First solution, using $n=\dfrac{-b+\sqrt{{{b}^{2}}-4ac}}{2a}$,

$\begin{align}

  & \Rightarrow n=\dfrac{-4+\sqrt{{{4}^{2}}-(4\times 2\times -286)}}{2\times 2} \\

 & \Rightarrow n=\dfrac{-4+\sqrt{{{4}^{2}}-(-2288)}}{4} \\

\end{align}$

$\begin{align}

  & \Rightarrow n=\dfrac{-4+\sqrt{16+2288}}{4} \\

 & \Rightarrow n=\dfrac{-4+\sqrt{2304}}{4} \\

 & \Rightarrow n=\dfrac{-4+48}{4} \\

 & \Rightarrow n=\dfrac{44}{4} \\

 & \Rightarrow n=11........(iv) \\

\end{align}$

Second solution, using $\dfrac{-b-\sqrt{{{b}^{2}}-4ac}}{2a}$,

$\begin{align}

  & \Rightarrow n=\dfrac{-4-\sqrt{{{4}^{2}}-(4\times 2\times -286)}}{2\times 2} \\

 & \Rightarrow n=\dfrac{-4-\sqrt{{{4}^{2}}-(-2288)}}{4} \\

 & \Rightarrow n=\dfrac{-4+\sqrt{16+2288}}{4} \\

 & \Rightarrow n=\dfrac{-4-\sqrt{2304}}{4} \\

 & \Rightarrow n=\dfrac{-4-48}{4} \\

 & \Rightarrow n=\dfrac{-52}{4} \\

 & \Rightarrow n=-13........(v) \\

\end{align}$

Here, $n=11$ and $n=-13$ are the roots or solutions of the equation (ii).
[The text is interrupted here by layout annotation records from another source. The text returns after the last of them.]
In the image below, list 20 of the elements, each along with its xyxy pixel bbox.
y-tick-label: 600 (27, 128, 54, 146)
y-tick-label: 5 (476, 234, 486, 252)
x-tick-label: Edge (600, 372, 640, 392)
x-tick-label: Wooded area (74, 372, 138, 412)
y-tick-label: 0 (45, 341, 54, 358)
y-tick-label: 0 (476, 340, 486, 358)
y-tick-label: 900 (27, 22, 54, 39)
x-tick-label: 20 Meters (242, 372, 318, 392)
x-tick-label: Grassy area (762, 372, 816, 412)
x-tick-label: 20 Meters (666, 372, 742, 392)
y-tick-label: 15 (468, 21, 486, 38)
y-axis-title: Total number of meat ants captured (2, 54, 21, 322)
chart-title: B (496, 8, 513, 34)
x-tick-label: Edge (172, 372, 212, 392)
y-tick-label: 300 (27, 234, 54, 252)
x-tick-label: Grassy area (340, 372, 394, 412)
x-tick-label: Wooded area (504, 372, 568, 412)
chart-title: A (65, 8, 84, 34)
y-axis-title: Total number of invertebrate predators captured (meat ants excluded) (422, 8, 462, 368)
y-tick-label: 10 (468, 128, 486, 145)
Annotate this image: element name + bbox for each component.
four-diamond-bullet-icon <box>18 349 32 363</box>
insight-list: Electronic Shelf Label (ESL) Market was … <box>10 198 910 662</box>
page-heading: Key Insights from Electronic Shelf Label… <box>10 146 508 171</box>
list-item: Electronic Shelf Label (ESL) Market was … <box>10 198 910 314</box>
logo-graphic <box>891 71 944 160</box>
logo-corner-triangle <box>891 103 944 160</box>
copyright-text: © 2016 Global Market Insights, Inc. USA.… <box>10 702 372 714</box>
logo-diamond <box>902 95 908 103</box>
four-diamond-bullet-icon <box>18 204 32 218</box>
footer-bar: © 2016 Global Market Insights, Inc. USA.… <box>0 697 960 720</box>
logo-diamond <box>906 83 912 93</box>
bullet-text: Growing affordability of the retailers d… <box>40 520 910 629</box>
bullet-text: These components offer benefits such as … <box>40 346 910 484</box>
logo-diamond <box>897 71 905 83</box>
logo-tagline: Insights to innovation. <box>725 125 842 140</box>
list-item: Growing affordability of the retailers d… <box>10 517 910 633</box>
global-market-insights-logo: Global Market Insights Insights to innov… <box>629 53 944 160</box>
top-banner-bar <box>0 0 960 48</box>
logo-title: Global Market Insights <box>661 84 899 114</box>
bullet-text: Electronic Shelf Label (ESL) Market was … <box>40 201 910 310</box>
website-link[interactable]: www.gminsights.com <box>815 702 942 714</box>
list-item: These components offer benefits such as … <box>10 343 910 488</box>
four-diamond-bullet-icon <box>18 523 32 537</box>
From (iv) and (v) we observe that, according to (v) $n=-13$ cannot be accepted as a solution because it is not a positive odd integer.

$\therefore n=11$ is the solution.

Hence, the two consecutive odd integers are as follows:

$\begin{align}

  & \Rightarrow n=11 \\

 & \Rightarrow n+2=13 \\

\end{align}$

To check the above answer let us take the squares and add,

$\begin{align}

  & \Rightarrow {{11}^{2}}+{{13}^{2}}=121+169 \\

 & \Rightarrow 290 \\

\end{align}$

Hence, the two consecutive odd positive integers whose sum of squares is 290 are 11 and 13.

Note: In this problem the main idea is about knowing that two consecutive numbers are represented as n and n+2 and also about the usage of quadratic formulas to solve the quadratic equation.